相反,皮埃爾覺得,這個地方(正因為他在這個地方)是這次戰役中最不重要的地點之一。
皮埃爾登上土崗,在圍繞著炮壘的戰壕末端坐下,帶著情不自禁快活的微笑望著周圍發生的事情。皮埃爾有時帶著那同樣的微笑站起來,儘可能不妨礙那些裝炮、轉炮、拿著口袋和火藥不斷在炮壘裡從他身邊跑過計程車兵。這個炮壘的大炮接連不斷地射擊,震耳欲聾,硝煙籠罩著周圍。
與在掩護部隊中間的恐怖感覺相反,這兒的炮兵連只有為數不多的人忙碌著,它被一道戰壕與別的作戰部隊分隔開來,——有一種大家都感覺到的有如家庭般的歡樂氣氛。
戴著白帽子的皮埃爾,這個非軍人裝束的人出現,起初使這些人感到不愉快。士兵從他面前走過時,都奇怪地、甚至吃驚地斜著眼看他那副樣子。一個高個子、長腿、麻臉的炮兵軍官,好像在檢視末尾那門大炮的發射情況,走到皮埃爾面前,好奇地看了看他。

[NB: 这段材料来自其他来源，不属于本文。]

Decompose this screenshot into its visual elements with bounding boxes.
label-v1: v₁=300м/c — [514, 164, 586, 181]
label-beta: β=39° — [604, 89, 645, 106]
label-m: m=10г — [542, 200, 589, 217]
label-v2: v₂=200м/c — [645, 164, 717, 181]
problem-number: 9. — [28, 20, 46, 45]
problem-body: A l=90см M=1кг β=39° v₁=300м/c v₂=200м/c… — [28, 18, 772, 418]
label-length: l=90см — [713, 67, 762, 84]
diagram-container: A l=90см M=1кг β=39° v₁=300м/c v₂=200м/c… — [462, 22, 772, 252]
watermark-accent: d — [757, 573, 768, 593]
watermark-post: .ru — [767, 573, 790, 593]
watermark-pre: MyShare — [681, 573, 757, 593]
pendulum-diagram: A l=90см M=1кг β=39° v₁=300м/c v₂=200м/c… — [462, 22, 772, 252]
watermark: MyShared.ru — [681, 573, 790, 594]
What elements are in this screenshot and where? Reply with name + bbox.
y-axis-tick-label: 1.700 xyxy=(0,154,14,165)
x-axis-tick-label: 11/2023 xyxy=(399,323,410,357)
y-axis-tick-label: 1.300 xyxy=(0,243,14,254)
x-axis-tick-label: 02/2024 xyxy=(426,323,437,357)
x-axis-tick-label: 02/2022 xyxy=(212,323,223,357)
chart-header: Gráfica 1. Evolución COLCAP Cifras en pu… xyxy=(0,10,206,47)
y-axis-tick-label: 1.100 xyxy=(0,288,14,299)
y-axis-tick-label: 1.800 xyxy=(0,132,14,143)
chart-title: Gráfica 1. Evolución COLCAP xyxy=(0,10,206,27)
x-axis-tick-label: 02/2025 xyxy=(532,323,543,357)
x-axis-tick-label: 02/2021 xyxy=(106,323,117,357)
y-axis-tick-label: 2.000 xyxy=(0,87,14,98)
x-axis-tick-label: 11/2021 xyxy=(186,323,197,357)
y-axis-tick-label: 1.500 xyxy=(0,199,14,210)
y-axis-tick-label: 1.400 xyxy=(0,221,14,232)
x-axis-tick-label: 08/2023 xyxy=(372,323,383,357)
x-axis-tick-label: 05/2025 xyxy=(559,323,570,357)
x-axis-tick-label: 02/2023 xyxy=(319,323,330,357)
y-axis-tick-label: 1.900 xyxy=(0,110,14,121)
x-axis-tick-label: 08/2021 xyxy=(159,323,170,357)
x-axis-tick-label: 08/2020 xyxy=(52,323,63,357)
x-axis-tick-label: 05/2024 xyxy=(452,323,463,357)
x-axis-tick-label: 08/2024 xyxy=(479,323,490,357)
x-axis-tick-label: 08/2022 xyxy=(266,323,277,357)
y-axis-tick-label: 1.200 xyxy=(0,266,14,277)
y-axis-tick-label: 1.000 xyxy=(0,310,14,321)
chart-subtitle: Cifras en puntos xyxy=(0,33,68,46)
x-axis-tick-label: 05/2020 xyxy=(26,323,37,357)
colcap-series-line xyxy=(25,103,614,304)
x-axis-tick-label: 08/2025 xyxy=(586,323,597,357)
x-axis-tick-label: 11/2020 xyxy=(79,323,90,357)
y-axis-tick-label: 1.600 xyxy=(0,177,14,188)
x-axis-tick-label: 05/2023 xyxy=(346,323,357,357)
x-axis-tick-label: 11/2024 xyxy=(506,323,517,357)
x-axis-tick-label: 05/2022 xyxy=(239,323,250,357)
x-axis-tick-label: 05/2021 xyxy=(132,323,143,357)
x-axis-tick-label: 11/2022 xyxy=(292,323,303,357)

一個圓臉膛的小軍官,還完全是個孩子,顯然是剛從中等軍校畢業的,他對交給他的兩門大炮指揮得特別起勁,對皮埃爾的態度很嚴厲。
「先生,請您讓開點,」他對他說,「這兒不行。」
士兵們望著皮埃爾,不以為然地搖搖頭。但是當大家都相信這個戴白帽子的人不僅不會做什麼壞事,而且他或者會安安靜靜地坐在土堤的斜坡上,或者會帶著怯生生的微笑彬彬有禮地給士兵們讓路,在炮壘裡像在林蔭道上似的安閒地在彈雨中散步,這時,對他的敵意的懷疑漸漸變為親熱和調笑的同情,正像士兵們對他們的小狗、公雞、山羊,總之,是對生活在軍隊裡的動物的同情一樣。士兵們很快在心裡把皮埃爾納入他們的家庭,當作自家人,給他起外號。「我們的老爺」,他們這樣叫他,在他們中間善意地拿他開玩笑。
一個炮彈在離皮埃爾兩步遠的地方開了花。他撣撣身上的塵土,微笑著環顧四周。